Abellio: Aufgabenträger und Unternehmen einigen sich

10.09.2021 Im Streit um den Betrieb des Bahnunternehmens Abellio haben sich die Aufgabenträger in Sachsen-Anhalt und Thüringen mit dem Unternehmen geeinigt. Demnach erfüllt Abellio bis 2030 seinen Vertrag im Gebiet Saale-Thüringen-Südharz, wie die Nahverkehrsservice Sachsen-Anhalt GmbH (Nasa) am Freitag mitteilte. Die stark defizitären Diesel-Verbindungen von Halle und Magdeburg in den Harz werden Ende 2023 abgegeben. Bei der dann folgenden Neuausschreibung werde sich Abellio nicht beteiligen, hieß es von dem Unternehmen.

Ein Zug des Anbieters Abellio fährt auf einem Gleis. Foto: Bernd Thissen/dpa © dpa - Deutsche Presse-Agentur GmbH

Bis vor kurzem stand ein kurzfristiger Betriebsstopp der Abellio-Bahnen in Sachsen-Anhalt und Thüringen im Raum. Das Unternehmen steckt in finanziellen Schwierigkeiten und befindet sich seit Juni in einem Schutzschirmverfahren, also einer Sanierung im Rahmen des Insolvenzrechts. Die Finanzierung des Betriebes soll laut Verkehrsminister nur bis Ende September gesichert gewesen sein.

Bereits seit Monaten liefen die Verhandlungen zwischen der Nasa und Abellio, damit auf der einen Seite das angeschlagene Unternehmen bessere Konditionen bekommt und auf der anderen Seite der Aufgabenträger - also der Staat - nicht tiefer in die Tasche greifen muss als notwendig.
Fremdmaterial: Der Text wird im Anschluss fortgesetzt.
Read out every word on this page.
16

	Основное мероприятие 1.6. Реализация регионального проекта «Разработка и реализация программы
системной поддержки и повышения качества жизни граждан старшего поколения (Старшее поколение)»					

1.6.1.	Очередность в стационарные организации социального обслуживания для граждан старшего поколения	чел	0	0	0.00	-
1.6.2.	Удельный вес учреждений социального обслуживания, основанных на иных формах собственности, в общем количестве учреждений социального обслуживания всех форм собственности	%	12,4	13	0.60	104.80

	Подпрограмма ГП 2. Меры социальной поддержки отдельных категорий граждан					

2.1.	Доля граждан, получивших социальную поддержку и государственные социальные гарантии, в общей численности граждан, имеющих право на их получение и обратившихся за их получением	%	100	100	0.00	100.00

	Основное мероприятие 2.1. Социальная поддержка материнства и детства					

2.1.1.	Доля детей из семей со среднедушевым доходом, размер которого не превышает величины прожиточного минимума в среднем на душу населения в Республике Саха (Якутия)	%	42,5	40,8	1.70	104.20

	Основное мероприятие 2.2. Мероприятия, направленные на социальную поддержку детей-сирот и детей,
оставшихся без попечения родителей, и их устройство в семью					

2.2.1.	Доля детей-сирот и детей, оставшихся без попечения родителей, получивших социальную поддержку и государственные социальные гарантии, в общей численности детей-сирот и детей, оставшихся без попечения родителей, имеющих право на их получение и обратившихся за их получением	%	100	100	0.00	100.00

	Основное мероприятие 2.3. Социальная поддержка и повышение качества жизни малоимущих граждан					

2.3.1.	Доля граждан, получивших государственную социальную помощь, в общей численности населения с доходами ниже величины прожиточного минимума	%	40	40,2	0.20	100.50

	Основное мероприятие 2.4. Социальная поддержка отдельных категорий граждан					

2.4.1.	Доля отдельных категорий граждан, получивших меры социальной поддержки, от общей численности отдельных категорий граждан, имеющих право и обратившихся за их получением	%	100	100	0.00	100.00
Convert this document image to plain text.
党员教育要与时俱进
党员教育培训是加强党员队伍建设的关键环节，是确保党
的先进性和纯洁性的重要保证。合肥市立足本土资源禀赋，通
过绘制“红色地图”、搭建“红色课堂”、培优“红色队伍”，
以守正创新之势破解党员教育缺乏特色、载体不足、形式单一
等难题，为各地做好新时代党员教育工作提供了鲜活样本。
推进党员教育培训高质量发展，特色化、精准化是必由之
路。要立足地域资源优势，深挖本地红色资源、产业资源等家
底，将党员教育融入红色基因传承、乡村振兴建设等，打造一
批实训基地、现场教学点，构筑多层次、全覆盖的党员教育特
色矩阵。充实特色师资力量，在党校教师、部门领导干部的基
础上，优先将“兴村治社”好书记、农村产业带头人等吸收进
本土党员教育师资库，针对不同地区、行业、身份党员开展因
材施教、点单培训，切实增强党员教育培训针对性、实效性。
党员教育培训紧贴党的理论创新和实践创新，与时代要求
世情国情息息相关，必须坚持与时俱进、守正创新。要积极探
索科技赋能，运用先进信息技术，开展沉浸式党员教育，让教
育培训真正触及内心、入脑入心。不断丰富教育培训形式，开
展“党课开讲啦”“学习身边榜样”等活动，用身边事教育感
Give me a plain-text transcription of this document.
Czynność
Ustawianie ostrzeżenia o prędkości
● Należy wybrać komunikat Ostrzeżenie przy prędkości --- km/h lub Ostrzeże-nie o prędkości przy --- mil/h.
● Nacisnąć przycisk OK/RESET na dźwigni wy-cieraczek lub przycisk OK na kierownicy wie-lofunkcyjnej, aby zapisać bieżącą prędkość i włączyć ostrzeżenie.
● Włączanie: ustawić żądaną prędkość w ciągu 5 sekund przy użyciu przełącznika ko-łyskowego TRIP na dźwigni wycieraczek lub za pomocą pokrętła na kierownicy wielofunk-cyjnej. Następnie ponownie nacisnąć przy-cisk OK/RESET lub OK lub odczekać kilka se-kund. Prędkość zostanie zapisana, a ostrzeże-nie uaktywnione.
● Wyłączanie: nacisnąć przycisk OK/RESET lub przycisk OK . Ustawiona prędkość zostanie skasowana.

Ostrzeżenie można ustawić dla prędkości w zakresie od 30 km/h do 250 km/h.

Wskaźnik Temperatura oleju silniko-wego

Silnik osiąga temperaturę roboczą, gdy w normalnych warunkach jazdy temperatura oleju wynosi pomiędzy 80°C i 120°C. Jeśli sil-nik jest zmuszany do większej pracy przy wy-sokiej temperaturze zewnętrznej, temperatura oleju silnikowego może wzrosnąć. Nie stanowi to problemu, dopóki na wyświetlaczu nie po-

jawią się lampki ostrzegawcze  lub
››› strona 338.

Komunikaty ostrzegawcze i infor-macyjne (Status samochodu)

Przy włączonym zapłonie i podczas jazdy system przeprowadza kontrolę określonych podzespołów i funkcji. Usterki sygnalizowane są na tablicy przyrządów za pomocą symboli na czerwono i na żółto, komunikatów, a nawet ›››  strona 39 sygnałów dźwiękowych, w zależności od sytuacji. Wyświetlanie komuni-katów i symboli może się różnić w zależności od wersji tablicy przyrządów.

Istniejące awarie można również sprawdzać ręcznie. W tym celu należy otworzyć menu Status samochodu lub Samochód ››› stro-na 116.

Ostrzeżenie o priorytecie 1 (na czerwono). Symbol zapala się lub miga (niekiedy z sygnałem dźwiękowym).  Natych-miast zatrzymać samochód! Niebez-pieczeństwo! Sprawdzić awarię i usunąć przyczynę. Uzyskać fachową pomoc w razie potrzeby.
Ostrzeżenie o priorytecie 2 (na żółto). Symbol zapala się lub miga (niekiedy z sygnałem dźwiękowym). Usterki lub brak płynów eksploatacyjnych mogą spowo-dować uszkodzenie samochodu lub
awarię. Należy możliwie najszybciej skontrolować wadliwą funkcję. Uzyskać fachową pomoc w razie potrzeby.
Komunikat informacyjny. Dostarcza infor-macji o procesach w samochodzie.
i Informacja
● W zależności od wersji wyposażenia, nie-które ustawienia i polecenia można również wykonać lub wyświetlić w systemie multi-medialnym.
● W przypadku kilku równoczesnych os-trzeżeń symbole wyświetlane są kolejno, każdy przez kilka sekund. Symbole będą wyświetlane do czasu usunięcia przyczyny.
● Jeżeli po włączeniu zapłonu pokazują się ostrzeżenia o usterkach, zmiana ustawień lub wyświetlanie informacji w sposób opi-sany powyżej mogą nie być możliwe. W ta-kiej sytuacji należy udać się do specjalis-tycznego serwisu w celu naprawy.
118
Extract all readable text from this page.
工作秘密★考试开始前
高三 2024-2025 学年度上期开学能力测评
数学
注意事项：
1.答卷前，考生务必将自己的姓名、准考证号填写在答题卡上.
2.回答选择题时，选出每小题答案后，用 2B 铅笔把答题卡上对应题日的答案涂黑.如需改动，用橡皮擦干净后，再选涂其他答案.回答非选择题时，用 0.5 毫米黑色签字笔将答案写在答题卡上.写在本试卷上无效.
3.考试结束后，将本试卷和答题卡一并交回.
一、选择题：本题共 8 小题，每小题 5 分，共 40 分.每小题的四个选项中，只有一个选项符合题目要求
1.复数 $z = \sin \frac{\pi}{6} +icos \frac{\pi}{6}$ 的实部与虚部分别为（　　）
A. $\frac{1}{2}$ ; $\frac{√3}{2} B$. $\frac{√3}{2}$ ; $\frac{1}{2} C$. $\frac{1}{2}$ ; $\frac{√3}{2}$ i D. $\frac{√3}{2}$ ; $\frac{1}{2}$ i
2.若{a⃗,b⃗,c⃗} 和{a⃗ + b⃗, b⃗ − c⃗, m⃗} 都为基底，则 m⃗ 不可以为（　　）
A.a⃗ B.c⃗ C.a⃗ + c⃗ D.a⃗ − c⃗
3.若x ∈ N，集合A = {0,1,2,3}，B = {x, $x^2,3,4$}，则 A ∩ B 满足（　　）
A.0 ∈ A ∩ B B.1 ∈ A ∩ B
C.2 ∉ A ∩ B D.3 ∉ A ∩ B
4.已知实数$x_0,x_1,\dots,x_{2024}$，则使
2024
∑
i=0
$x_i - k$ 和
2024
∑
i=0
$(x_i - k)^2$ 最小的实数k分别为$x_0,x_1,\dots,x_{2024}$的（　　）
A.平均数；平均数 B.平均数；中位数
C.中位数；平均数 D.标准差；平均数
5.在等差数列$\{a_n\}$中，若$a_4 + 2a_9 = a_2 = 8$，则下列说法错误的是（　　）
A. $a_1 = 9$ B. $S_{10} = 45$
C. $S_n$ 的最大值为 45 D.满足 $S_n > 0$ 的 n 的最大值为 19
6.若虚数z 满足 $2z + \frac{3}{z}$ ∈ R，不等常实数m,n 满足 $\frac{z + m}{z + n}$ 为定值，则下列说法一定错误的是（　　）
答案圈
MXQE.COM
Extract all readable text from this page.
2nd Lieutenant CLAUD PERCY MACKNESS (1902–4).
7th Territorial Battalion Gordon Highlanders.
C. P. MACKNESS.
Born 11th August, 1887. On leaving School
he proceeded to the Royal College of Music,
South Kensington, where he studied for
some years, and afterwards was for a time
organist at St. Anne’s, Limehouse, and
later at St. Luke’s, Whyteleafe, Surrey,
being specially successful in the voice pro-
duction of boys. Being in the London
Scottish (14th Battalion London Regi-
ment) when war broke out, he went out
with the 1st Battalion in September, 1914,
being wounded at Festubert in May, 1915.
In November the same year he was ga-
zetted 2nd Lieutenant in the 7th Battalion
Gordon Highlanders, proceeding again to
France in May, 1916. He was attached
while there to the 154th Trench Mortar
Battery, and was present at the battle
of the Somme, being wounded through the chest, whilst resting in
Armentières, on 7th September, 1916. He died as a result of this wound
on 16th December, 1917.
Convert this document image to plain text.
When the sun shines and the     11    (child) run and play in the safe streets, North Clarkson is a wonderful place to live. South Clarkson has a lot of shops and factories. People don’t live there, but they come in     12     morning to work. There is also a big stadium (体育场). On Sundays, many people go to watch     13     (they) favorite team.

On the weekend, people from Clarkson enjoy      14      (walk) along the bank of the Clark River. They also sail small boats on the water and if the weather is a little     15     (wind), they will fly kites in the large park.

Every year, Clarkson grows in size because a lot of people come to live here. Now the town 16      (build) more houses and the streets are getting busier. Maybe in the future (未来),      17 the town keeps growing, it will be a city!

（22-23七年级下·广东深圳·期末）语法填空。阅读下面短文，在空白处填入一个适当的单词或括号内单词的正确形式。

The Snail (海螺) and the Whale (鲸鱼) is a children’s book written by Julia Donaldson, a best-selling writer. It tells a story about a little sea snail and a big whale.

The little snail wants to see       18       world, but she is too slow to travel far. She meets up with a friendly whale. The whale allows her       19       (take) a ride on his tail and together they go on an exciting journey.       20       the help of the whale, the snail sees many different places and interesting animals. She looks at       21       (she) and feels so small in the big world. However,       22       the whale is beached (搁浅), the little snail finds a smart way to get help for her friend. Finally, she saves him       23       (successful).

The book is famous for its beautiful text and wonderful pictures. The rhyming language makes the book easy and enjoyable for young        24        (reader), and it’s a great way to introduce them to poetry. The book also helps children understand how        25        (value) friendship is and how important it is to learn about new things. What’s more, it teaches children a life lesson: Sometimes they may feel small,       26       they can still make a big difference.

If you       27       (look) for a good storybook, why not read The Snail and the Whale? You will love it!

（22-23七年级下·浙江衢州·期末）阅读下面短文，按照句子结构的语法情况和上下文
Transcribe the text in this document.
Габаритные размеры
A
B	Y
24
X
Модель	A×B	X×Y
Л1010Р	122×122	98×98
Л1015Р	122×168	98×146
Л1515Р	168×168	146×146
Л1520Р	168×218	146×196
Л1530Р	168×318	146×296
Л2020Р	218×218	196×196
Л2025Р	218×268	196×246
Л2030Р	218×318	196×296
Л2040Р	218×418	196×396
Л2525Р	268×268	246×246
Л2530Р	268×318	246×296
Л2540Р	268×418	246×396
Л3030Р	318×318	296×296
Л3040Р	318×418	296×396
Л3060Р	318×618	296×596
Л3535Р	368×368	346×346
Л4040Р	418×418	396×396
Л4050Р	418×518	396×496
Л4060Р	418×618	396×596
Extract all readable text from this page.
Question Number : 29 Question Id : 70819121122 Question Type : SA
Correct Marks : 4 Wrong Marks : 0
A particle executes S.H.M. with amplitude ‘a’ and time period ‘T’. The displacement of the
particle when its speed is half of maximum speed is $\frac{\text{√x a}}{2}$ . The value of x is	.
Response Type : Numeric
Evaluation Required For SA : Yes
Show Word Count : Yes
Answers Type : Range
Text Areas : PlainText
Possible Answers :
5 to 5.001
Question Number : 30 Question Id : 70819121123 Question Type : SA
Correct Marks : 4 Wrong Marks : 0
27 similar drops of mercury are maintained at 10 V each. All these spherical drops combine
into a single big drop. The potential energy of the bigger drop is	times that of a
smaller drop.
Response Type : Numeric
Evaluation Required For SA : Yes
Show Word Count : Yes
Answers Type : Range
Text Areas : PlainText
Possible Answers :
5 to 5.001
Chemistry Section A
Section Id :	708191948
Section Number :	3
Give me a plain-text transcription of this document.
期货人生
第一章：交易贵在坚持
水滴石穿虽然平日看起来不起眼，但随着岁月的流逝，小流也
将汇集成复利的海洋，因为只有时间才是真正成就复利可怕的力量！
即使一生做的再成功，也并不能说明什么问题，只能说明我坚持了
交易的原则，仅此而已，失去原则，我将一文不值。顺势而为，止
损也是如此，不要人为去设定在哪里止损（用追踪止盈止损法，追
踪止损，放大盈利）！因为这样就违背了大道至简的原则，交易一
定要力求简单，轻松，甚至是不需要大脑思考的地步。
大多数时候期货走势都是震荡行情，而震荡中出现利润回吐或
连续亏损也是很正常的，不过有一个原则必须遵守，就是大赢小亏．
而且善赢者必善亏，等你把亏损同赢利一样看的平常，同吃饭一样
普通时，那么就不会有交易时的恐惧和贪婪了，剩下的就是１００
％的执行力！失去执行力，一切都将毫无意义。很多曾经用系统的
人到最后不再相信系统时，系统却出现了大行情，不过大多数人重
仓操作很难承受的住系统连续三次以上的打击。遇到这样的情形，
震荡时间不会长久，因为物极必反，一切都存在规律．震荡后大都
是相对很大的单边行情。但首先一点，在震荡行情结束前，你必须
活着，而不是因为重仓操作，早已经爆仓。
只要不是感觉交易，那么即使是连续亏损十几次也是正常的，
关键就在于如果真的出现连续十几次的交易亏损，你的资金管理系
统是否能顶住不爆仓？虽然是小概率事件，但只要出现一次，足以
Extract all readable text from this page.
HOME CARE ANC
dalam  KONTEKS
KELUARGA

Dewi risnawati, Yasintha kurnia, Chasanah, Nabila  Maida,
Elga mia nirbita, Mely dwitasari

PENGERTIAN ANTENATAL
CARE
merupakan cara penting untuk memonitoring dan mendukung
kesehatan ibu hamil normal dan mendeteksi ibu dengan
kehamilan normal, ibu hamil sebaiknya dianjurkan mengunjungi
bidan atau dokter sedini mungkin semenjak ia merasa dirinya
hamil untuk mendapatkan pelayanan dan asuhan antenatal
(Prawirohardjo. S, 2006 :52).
Auch andere in Deutschland tätige Bahnunternehmen sind unter Druck. Keolis und & Co. berichteten ebenfalls von verlustreichen Geschäften.

Sie sehen sich unverschuldet in der Krise, schließlich könnten sie nichts für gestiegene Verspätungs-Strafzahlungen oder hohe Kosten für Schienen-Ersatzverkehre, wenn entlang der Schienen gebaut wird. Die Bautätigkeit im Schienennetz ist in den vergangenen Jahren in Deutschland tatsächlich deutlich gestiegen.

Abellio betreibt etwa die Hälfte der Bahnstrecken in Sachsen-Anhalt und gehört zur niederländischen Staatsbahn. Das Unternehmen hat nach eigenen Angaben rund 3100 Beschäftigte in Deutschland, seine 52 Zuglinien fahren vor allem in Nordrhein-Westfalen, Sachsen-Anhalt, Thüringen und Baden-Württemberg.